Image courtesy http://www.r-word.org
Over a year ago, I’d written something to submit as part of my portfolio for my Master’s degree. Here’s a short excerpt (read the entire piece here):
Too often people use disabilities as an abusive way of insulting the so-called normal human beings. A few years ago, my family and I were in a restaurant, my then 4-year-old autistic brother started crying and refused to calm down. A patron sitting at the next table looked over and said very loudly: “What’s wrong with these people? If they have retarded children, they should keep them at home.” Then we were asked to leave the restaurant by the management because ‘the other diners were getting disturbed’. It hurt. It hurt because my brother is not retarded. He, like thousands of other people has an autistic spectrum disorder. It also hurt because it was acceptable then (and still is) to insult someone by way of calling them ‘retarded’ and prevent them from experiencing a routine aspect of life. It’s absolutely abhorrent when one hears the word ‘retarded’ being thrown around as if it were commonplace even in classrooms in secondary schools.
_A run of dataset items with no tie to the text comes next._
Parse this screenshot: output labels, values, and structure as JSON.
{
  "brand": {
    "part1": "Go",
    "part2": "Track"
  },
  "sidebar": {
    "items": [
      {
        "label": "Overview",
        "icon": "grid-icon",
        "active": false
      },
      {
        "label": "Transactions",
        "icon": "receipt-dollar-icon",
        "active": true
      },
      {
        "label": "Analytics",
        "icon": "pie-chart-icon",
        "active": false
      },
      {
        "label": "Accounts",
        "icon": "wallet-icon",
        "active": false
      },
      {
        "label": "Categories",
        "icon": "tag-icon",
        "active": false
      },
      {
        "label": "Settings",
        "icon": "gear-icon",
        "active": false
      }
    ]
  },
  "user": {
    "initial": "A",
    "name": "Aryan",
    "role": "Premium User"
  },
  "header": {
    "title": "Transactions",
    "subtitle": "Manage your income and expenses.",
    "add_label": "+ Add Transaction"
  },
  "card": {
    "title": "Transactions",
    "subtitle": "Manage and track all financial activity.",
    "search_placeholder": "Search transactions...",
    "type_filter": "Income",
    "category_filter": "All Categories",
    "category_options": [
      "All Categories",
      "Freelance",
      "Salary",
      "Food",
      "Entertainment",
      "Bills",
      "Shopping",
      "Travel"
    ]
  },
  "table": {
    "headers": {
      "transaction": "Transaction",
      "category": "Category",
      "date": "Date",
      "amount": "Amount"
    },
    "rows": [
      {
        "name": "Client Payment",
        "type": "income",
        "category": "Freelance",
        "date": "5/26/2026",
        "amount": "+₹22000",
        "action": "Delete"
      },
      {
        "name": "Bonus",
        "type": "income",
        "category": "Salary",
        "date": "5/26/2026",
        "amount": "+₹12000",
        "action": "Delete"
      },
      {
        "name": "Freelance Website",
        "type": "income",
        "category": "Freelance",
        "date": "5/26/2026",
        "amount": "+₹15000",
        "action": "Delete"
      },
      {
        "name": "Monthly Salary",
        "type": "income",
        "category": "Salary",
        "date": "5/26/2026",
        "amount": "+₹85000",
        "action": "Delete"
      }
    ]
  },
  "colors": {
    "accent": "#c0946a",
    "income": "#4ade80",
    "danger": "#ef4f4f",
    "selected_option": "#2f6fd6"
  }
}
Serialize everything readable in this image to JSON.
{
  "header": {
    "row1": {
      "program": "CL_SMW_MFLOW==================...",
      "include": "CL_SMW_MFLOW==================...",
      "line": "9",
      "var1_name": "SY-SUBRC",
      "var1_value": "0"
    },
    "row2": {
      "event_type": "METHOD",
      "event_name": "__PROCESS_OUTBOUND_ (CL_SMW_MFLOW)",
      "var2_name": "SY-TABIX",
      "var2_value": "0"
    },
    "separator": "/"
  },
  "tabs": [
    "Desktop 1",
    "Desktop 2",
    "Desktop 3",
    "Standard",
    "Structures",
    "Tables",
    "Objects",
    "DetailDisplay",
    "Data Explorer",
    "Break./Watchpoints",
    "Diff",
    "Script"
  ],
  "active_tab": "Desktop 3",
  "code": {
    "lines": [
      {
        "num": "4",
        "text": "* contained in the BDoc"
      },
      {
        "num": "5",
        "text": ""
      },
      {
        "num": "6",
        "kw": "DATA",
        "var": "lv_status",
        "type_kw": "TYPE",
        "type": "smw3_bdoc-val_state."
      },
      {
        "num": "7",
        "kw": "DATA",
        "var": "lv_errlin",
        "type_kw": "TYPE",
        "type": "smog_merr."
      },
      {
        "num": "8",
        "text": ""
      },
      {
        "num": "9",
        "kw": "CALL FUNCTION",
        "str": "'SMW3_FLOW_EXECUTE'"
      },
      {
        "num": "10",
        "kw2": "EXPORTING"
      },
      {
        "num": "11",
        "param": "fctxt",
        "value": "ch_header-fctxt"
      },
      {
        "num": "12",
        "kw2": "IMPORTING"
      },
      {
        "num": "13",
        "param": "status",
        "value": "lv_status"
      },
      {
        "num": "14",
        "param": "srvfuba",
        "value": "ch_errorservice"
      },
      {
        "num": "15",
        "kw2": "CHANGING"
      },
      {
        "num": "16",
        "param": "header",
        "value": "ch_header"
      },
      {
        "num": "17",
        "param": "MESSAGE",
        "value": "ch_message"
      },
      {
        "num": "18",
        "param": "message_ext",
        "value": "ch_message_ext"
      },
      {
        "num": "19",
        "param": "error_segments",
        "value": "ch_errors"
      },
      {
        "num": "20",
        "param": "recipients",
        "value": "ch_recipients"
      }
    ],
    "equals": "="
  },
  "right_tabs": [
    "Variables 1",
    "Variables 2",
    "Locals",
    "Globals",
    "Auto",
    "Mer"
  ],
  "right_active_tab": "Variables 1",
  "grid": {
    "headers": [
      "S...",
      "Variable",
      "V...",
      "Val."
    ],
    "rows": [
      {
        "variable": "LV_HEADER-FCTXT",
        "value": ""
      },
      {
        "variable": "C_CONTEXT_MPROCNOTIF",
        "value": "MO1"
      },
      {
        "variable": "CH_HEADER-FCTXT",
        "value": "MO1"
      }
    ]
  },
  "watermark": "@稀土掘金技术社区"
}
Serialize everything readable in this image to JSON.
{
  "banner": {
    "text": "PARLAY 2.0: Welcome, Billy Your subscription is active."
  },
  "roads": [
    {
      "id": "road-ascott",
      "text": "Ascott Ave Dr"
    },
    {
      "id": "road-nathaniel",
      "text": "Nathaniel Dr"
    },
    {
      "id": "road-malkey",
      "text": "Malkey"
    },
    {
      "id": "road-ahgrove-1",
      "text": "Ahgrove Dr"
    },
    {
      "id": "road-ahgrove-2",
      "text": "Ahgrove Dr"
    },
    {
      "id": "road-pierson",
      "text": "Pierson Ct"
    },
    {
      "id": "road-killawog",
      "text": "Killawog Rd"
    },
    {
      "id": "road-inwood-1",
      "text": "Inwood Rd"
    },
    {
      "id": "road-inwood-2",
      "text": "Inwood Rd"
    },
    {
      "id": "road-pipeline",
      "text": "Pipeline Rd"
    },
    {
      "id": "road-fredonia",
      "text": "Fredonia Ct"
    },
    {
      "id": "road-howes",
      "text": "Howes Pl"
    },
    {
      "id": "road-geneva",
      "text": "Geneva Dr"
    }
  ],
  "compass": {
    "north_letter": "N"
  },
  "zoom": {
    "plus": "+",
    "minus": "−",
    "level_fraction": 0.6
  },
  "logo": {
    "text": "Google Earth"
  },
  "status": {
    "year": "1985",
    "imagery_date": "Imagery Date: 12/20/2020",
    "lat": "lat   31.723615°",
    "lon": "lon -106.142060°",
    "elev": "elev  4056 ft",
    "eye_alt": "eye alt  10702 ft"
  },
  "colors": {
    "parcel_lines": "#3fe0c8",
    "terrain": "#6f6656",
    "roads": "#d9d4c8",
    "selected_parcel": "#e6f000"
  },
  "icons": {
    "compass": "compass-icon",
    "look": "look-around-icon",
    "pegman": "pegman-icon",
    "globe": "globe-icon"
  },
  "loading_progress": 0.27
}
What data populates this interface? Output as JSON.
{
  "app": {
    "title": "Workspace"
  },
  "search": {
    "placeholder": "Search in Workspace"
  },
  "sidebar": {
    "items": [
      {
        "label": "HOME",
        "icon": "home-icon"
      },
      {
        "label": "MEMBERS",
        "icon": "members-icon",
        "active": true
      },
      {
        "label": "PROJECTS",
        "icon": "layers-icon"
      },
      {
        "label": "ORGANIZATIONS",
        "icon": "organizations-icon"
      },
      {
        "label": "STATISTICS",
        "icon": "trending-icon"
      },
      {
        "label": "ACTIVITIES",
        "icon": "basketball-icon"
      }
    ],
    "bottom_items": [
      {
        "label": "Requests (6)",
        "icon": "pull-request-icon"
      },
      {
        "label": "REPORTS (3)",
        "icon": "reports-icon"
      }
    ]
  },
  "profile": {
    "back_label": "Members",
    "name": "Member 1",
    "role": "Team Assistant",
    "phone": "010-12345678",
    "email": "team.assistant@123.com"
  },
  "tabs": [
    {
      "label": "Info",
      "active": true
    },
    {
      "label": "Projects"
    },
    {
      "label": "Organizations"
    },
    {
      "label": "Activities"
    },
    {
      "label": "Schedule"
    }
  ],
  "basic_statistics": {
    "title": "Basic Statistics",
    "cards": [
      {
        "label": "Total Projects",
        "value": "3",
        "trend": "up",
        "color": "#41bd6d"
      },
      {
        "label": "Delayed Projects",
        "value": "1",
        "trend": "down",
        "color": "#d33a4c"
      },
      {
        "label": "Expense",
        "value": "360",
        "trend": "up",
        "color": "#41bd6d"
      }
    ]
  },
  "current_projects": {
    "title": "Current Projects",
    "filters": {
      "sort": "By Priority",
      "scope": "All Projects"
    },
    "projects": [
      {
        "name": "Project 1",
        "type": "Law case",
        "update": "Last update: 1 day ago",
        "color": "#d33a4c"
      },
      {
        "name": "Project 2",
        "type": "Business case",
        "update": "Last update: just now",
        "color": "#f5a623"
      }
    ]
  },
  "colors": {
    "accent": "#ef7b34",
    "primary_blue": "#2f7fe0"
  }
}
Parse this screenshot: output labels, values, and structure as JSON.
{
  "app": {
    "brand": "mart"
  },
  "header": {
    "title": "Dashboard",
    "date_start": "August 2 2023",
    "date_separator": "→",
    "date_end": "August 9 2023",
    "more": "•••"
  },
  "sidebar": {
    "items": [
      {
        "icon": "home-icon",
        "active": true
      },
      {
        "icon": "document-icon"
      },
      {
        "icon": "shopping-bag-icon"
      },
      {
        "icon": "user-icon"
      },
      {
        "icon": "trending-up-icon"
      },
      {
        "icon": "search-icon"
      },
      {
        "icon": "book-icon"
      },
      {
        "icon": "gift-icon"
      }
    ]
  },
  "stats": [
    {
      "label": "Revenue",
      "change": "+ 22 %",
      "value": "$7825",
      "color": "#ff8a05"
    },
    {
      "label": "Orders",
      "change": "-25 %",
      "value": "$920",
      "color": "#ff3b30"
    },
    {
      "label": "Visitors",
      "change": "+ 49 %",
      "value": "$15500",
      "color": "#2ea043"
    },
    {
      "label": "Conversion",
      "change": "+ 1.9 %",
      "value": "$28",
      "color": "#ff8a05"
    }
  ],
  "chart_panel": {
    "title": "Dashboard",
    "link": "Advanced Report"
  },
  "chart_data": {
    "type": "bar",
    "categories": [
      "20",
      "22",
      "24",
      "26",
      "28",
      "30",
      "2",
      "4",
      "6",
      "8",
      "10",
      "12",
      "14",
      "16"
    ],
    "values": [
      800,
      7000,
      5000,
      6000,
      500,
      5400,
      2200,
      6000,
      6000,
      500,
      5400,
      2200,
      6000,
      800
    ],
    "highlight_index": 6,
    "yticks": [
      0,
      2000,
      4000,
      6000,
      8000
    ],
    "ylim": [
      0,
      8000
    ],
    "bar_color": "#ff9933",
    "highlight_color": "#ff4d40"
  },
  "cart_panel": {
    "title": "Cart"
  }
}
Last night I saw this tweet from Ellen Seidman (or @LoveThatMax as she’s known on Twitter):
Twit friends: For next week I’m tweeting at people who use “retard” as a hashtag—and asking them to take this pledge http://www.r-word.org
I had a look at their website and signed the pledge, and plan to spread the word as well. It just drives home the point that I was trying to make a long time ago: the r-word, or “retard(ed)” just hurts. It’s incorrect, offensive and derogatory.
The website has informative pages on why you should take the pledge, as well as an explanation of why the r-word is hurtful. While you’re at it, have a look at how many times the word has been used on the world wide web, on the R-word counter.
My brother isn’t retarded. He has autism. He doesn’t suffer from it. Give him, and anyone with intellectual disabilities, respect.